The small denominators in the clinical trial database, as well as the variability in placebo rates, preclude reliable conclusions on the relative safety profiles among these drugs.
Adults and Pediatrics: Additional data: There are clinical trials and post-marketing reports with SSRIs and other newer antidepressants, in both pediatrics and adults, of severe agitation-type adverse events coupled with self-harm and harm to others. The agitation-type events include: akathisia, agitation, disinhibition, emotional lability, hostility, aggression, depersonalization. In some cases, the events occurred within several weeks of starting treatment.
Rigorous clinical monitoring for suicidal ideation or other indicators of potential for suicidal behaviour is advised in patients of all ages. This includes monitoring for agitation-type emotional and behavioural changes.
An FDA meta-analysis of placebo-controlled clinical trials of antidepressant drugs in adult patients aged 18 to 24 years with psychiatric disorders showed an increased risk of suicidal behaviours with antidepressants compared to placebo.

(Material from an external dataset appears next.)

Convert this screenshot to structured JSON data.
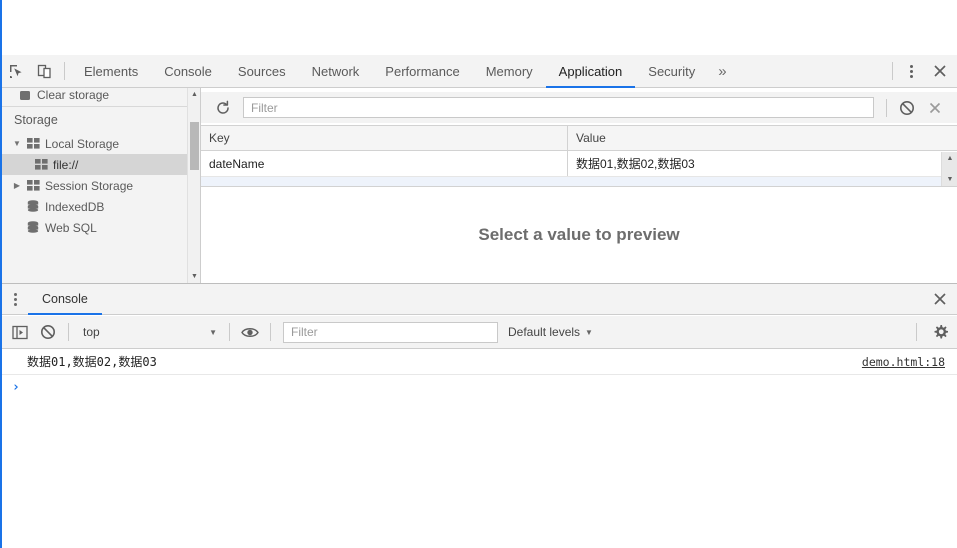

Discontinuation Symptoms: At the time that a medical decision is made to discontinue an SSRI or other newer antidepressant drug, a gradual reduction in the dose, rather than an abrupt cessation, is recommended whenever possible.

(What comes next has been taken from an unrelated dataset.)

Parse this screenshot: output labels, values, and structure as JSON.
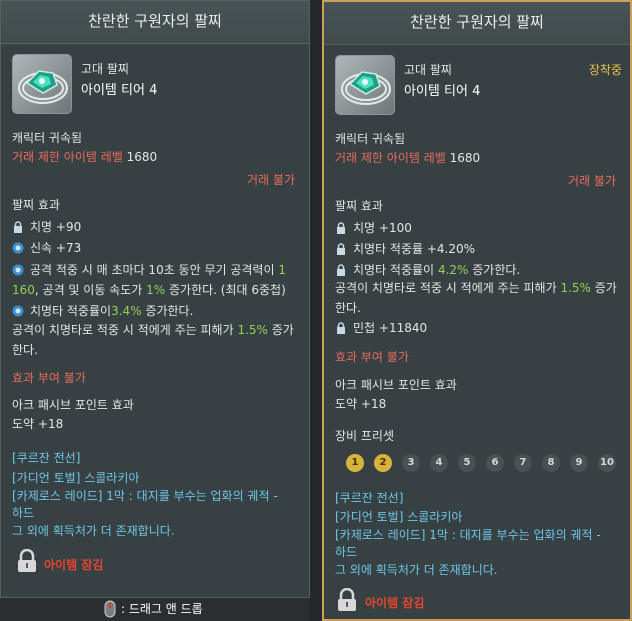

QT Prolongation and Risk of Arrhythmias and Sudden Death: pms-TRAZODONE is not recommended for use during the initial recovery phase of myocardial infarction. Caution should be used when administering pms-TRAZODONE to patients with cardiac disease and such patients should be closely monitored.
QT Prolongation: Trazodone is associated with QTc interval prolongation (see Cardiac disorders under Adverse Reactions; Drug-Drug Interactions: Drugs with a QTc prolongation effect under Interactions). Torsade de pointes, ventricular tachycardia, and sudden death have been reported with the immediate-release form of trazodone during post-marketing use.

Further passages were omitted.